Current zoning on the Bradley Blvd. site. Green is parks and public facilities and blue is waterfront.

The Richland City Council spent almost as much time Tuesday night in secret, executive session as it did zipping through the rest of the agenda. It doesn’t take long when 21 items on the consent calendar have no discussion and one vote.

No resident commented on any of the three public hearings.

 The second hearing, the proposed rezoning of the riverfront property now zoned for parks to waterfront zoning to allow for commercial development, was a closed hearing.  A resident could only comment if they had participated in the hearing examiner process.

The hearing examiner announcements appear in some obscure section, in tiny print, in the Tri City Herald. They also appear on the city’s website if you think to look for the sporadic hearings.

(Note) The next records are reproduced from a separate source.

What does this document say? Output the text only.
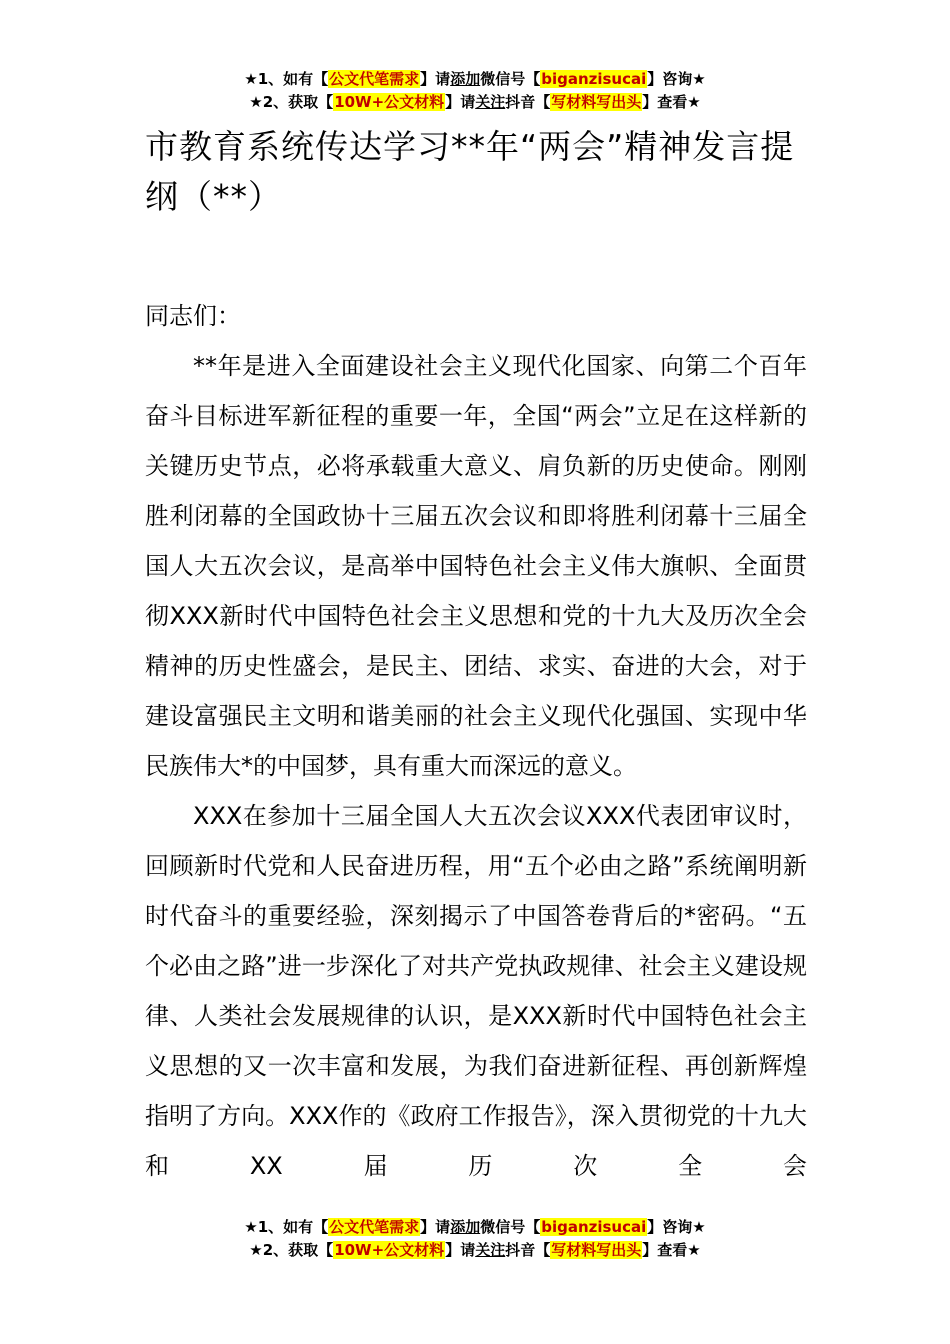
★1、如有【公文代笔需求】请添加微信号【biganzisucai】咨询★
★2、获取【10W+公文材料】请关注抖音【写材料写出头】查看★
市教育系统传达学习**年“两会”精神发言提纲（**）

同志们：

**年是进入全面建设社会主义现代化国家、向第二个百年奋斗目标进军新征程的重要一年，全国“两会”立足在这样新的关键历史节点，必将承载重大意义、肩负新的历史使命。刚刚胜利闭幕的全国政协十三届五次会议和即将胜利闭幕十三届全国人大五次会议，是高举中国特色社会主义伟大旗帜、全面贯彻XXX新时代中国特色社会主义思想和党的十九大及历次全会精神的历史性盛会，是民主、团结、求实、奋进的大会，对于建设富强民主文明和谐美丽的社会主义现代化强国、实现中华民族伟大*的中国梦，具有重大而深远的意义。

XXX在参加十三届全国人大五次会议XXX代表团审议时，回顾新时代党和人民奋进历程，用“五个必由之路”系统阐明新时代奋斗的重要经验，深刻揭示了中国答卷背后的*密码。“五个必由之路”进一步深化了对共产党执政规律、社会主义建设规律、人类社会发展规律的认识，是XXX新时代中国特色社会主义思想的又一次丰富和发展，为我们奋进新征程、再创新辉煌指明了方向。XXX作的《政府工作报告》，深入贯彻党的十九大和XX届历次全会

★1、如有【公文代笔需求】请添加微信号【biganzisucai】咨询★
★2、获取【10W+公文材料】请关注抖音【写材料写出头】查看★
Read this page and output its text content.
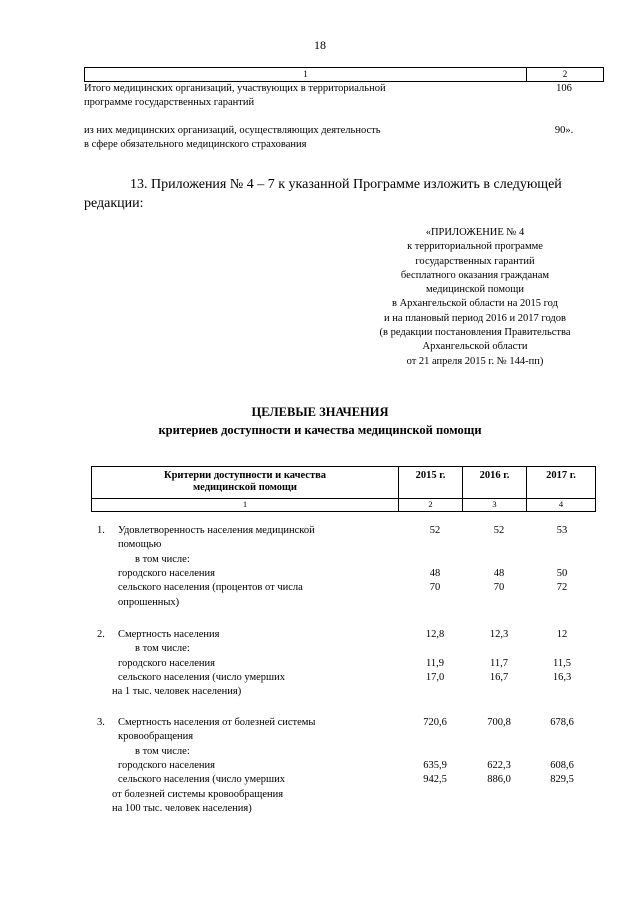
18
1	2
Итого медицинских организаций, участвующих в территориальной
программе государственных гарантий
106
из них медицинских организаций, осуществляющих деятельность
в сфере обязательного медицинского страхования
90».
13. Приложения № 4 – 7 к указанной Программе изложить в следующей
редакции:
«ПРИЛОЖЕНИЕ № 4
к территориальной программе
государственных гарантий
бесплатного оказания гражданам
медицинской помощи
в Архангельской области на 2015 год
и на плановый период 2016 и 2017 годов
(в редакции постановления Правительства
Архангельской области
от 21 апреля 2015 г. № 144-пп)
ЦЕЛЕВЫЕ ЗНАЧЕНИЯ
критериев доступности и качества медицинской помощи
Критерии доступности и качества
медицинской помощи
2015 г.	2016 г.	2017 г.
1	2	3	4
1. Удовлетворенность населения медицинской
помощью
52	52	53
в том числе:
городского населения	48	48	50
сельского населения (процентов от числа	70	70	72
опрошенных)
2. Смертность населения	12,8	12,3	12
в том числе:
городского населения	11,9	11,7	11,5
сельского населения (число умерших	17,0	16,7	16,3
на 1 тыс. человек населения)
3. Смертность населения от болезней системы
кровообращения
720,6	700,8	678,6
в том числе:
городского населения	635,9	622,3	608,6
сельского населения (число умерших	942,5	886,0	829,5
от болезней системы кровообращения
на 100 тыс. человек населения)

However, during the public comment section, residents are given a whole two minutes to talk about whatever their little heart’s desire. That didn’t stop the city clerk from calling the The Observer on Tuesday afternoon to find out what she planned to talk about. Is this something new???

The Observer congratulated the city council for bringing so many of us together –left, right and center politically — in opposing any fooling with our parks or parkland. She asked that they pull the item from the consent calendar and have a discussion and a separate vote so everyone could see where they stand on the matter.

Mayor Ryan Lukson pointed out the comment didn’t count since The Observer didn’t participate with the hearing examiner. “Nothing personal,” he said. 

Later Lukson explained that the Waterfront zoning had recently be changed to allow for parks as well as other types of development. Councilmembers Michael Alvarez and Terry Christensen said that they believed that there would be a park on the site. Hummm, then why did they change the zoning?

The council also voted unanimously to approve a controversial residential townhouse development on the Horn Rapids golf course.